1) Je souhaite revoir mon ex-copain principalement parce que j’espère avoir une chance de recommencer une relation avec lui.
2) Or, il a déjà très clairement une autre femme en tête et m’a expliqué plusieurs fois qu'il était définitivement passé à autre chose.
3) Donc, mon espoir est vain et le fait de persister ne fera que confirmer l'impossibilité de la réalisation de mon espoir, ce qui causera probablement une peine encore plus intense que celle que je vis en ce moment.


Bien que nous soyons loin d'un syllogisme rigoureux et loin des termes exactes que cette femme emploierait, c'est tout de même sur une forme semblable que se développerait son raisonnement. Oui, la conclusion pourrait facilement s'avérer exacte : il est en effet vrai (car c’est bien le résultat lié à la vérité qui nous importe lorsque nous faisons usage de notre Raison) que cette femme risque fortement de se faire du mal en agissant ainsi. Mais sans conclusion définitive, sans coup final, l'histoire de la femme avec son ex-copain pourrait très bien laisser des traces négatives sur sa vie émotive, qui sait? Peut-être qu’en écoutant ses passions et en retournant voir l'homme en question, elle pourrait réaliser avec plus de plénitude que son histoire avec lui est terminée? Peut-être ne sera-t-elle plus rongée intérieurement par le doute? Peut-être sera-t-elle plus en mesure, pour une prochaine fois, de détecter la fin officielle d'une relation, ou du moins de mieux l’assumer, voire même de l'éviter? Ou peut-être même qu’un malentendu important sera réglé? Une foule de conséquences positives hypothétiques est possible.

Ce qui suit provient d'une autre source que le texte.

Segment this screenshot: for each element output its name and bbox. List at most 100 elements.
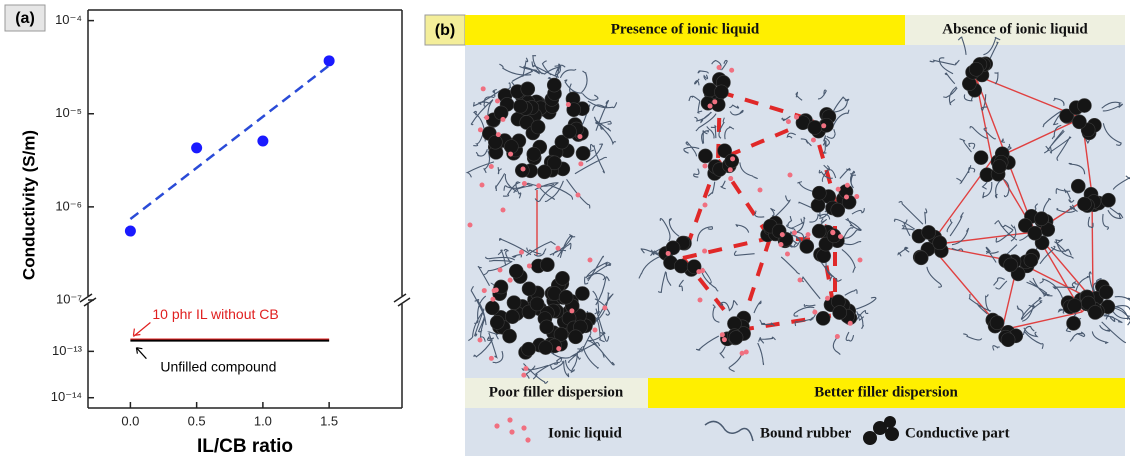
ionic-liquid [508,151,514,157]
conductive-particle [568,329,583,345]
legend-text: Bound rubber [760,425,852,441]
conductive-particle [1003,257,1018,273]
conductive-particle [710,97,726,112]
axis-break [79,293,411,307]
ionic-liquid [739,350,745,356]
ionic-liquid [521,372,527,378]
legend-text: Conductive part [905,425,1010,441]
conductive-particle [575,146,591,161]
x-tick-label: 1.5 [320,413,338,428]
conductive-particle [1087,305,1103,320]
conductive-particle [575,286,590,301]
conductive-particle [717,143,732,159]
conductive-particle [526,146,542,162]
axes [79,9,411,409]
header-text: Absence of ionic liquid [942,21,1088,37]
ionic-liquid [493,287,499,293]
ionic-liquid [577,134,583,140]
ionic-liquid [847,320,853,326]
ionic-liquid [697,297,703,303]
conductive-particle [555,271,570,286]
ionic-liquid [488,163,494,169]
connection [929,231,1036,246]
ionic-liquid [702,248,708,254]
ionic-liquid [721,337,727,343]
panel-label: (b) [435,22,455,39]
conductive-particle [1072,114,1087,130]
ionic-liquid [702,163,708,169]
ionic-liquid [700,268,706,274]
conductive-particle [546,77,562,93]
ionic-liquid [854,194,860,200]
ionic-liquid [784,251,790,257]
connection [1001,311,1083,331]
conductive-particle [811,185,827,201]
conductive-particle [698,148,713,164]
conductive-particle [1023,253,1039,268]
footer-text: Poor filler dispersion [489,384,624,400]
data-point [323,55,335,67]
ionic-liquid [507,277,513,283]
ionic-liquid [794,114,800,120]
ionic-liquid [500,116,506,122]
ionic-liquid [707,103,713,109]
ionic-liquid [757,187,763,193]
ionic-liquid [490,296,496,302]
conductive-particle [810,198,826,213]
ionic-liquid [743,349,749,355]
ionic-liquid [602,305,608,311]
y-tick-label: 10⁻¹⁴ [51,389,82,404]
y-tick-label: 10⁻⁶ [55,198,82,213]
conductive-particle [830,202,846,218]
panel-label: (a) [15,10,35,27]
ionic-liquid [526,263,532,269]
conductive-particle [973,150,989,165]
conductive-particle [989,315,1005,330]
legend-icon [863,416,899,445]
legend-icon [494,417,531,443]
ionic-liquid [728,176,734,182]
ionic-liquid [825,295,831,301]
ionic-liquid [556,346,562,352]
panel-label-box [424,14,466,46]
ionic-liquid [500,207,506,213]
footer-bar [465,378,648,408]
ionic-liquid [569,308,575,314]
ionic-liquid [812,309,818,315]
conductive-particle [913,250,929,266]
y-axis-label: Conductivity (S/m) [19,130,38,280]
conductive-particle [1066,316,1081,331]
conductive-particle [504,139,519,154]
footer-bar [648,378,1125,408]
legend-background [465,408,1125,456]
data-point [124,225,136,237]
conductive-particle [714,84,729,100]
ionic-liquid [479,182,485,188]
x-tick-label: 0.0 [121,413,139,428]
y-tick-label: 10⁻⁷ [56,291,82,306]
ionic-liquid [843,194,849,200]
footer-text: Better filler dispersion [814,384,958,400]
x-tick-label: 0.5 [188,413,206,428]
conductive-particle [1034,211,1049,226]
conductive-particle [665,240,681,256]
ionic-liquid [857,257,863,263]
ionic-liquid [523,365,529,371]
header-bar [465,15,905,45]
ionic-liquid [497,267,503,273]
conductive-particle [558,289,574,305]
conductive-particle [508,263,524,279]
ionic-liquid [778,242,784,248]
conductive-particle [1000,332,1016,348]
legend-icon [704,420,754,442]
conductive-particle [811,223,827,239]
conductive-particle [537,164,552,180]
ionic-liquid [797,277,803,283]
ionic-liquid [587,257,593,263]
annotation-arrow [135,347,147,360]
conductive-particle [538,340,553,355]
conductive-particle [506,295,522,310]
conductive-particle [968,61,984,77]
ionic-liquid [844,182,850,188]
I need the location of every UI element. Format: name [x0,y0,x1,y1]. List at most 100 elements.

Bref, bien que la Raison puisse nous indiquer la présence d’un éventuel mal et la manière dont nous pouvons l'éviter, rien n’empêche qu’il pourrait en réalité être souhaitable de le vivre. À ce « mal » peut en effet être attaché un défi permettant une amélioration de soi ainsi que des conséquences positives (évènements) que la Raison aurait été incapable de prévoir.

Le paradoxe de ce point de vue? Si vous décidez avec votre Raison de céder à vos Passions, vous n’écoutez plus vraiment vos Passions, mais votre Raison! La morale de ce paradoxe? Même s'il me semble qu'on valorise parfois un peu trop la rationalité, agir sans réfléchir de temps en temps est selon moi loin d’être condamnable : en fait, dans certaines situations où la Raison ne peut clairement pas tout éclairér j'oserais dire que c’est même plutôt souhaitable.